The first sighting of her was on the 1861 Census for Bethnal Green, London with her brother Charles aged 7, her sisters Ellen & Sarah, & parents Thomas & Ellen. Here Annie was 6 years old.
I found a birth for Ann Cripps in 1856 to Thomas and … wait a minute! Doesn’t that say Elizabeth Cripps, formerly Neal? Didn’t we just read above that her parents were Thomas & Ellen?
The Genealogy Do-Over, that I started doing a few months ago, has me looking at all the documents again. With new eyes. I had not seen the name Elizabeth previously, but zoomed in on the maiden surname Neal. I knew from other documents that Thomas had married Ellen Neale and that his occupation was a Pig Dealer. All the certificates for their other children have Ellen Neale as their mother.

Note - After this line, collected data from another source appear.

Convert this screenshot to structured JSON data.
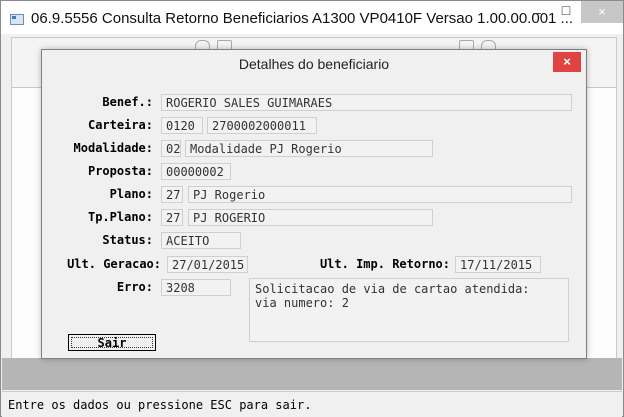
{
  "window": {
    "title": "06.9.5556  Consulta Retorno Beneficiarios A1300 VP0410F Versao 1.00.00.001 ...",
    "minimize_glyph": "–",
    "maximize_glyph": "□",
    "close_glyph": "×"
  },
  "dialog": {
    "title": "Detalhes do beneficiario",
    "close_glyph": "×",
    "fields": {
      "benef": {
        "label": "Benef.:",
        "value": "ROGERIO SALES GUIMARAES"
      },
      "carteira": {
        "label": "Carteira:",
        "value1": "0120",
        "value2": "2700002000011"
      },
      "modalidade": {
        "label": "Modalidade:",
        "code": "02",
        "value": "Modalidade PJ Rogerio"
      },
      "proposta": {
        "label": "Proposta:",
        "value": "00000002"
      },
      "plano": {
        "label": "Plano:",
        "code": "27",
        "value": "PJ Rogerio"
      },
      "tp_plano": {
        "label": "Tp.Plano:",
        "code": "27",
        "value": "PJ ROGERIO"
      },
      "status": {
        "label": "Status:",
        "value": "ACEITO"
      },
      "ult_geracao": {
        "label": "Ult. Geracao:",
        "value": "27/01/2015"
      },
      "ult_imp_retorno": {
        "label": "Ult. Imp. Retorno:",
        "value": "17/11/2015"
      },
      "erro": {
        "label": "Erro:",
        "code": "3208",
        "message": "Solicitacao de via de cartao atendida:\nvia numero: 2"
      }
    },
    "sair_label": "Sair"
  },
  "statusbar": {
    "text": "Entre os dados ou pressione ESC para sair."
  }
}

As a genealogist, we know that transcription errors happen all the time. So in this case, I would say that the registrar got confused when he asked the mother, “surname and maiden name of mother”. Her own mother is Elizabeth and she has probably said that during the conversation with the registrar, and he has mistakenly written down the incorrect first name.
I digress! I have only been able to find Ann once more on the census, in 1871, as a 15 year old, living with her mother Ellen and her now step-father Charles Moore, silk dyer, and younger brother Thomas aged 9. (Their father Thomas died in 1861, and Ellen remarried Charles Moore in 1871.)
So, what happened to Annie? There were a lot of Ann Cripps’ on the marriage indexes and they don’t list a husband or ages to help you determine if you have the correct person. It was like trying to find a needle in a haystack. It wasn’t easy to research a female ancestor, unless you had other clues. So, there stopped my research.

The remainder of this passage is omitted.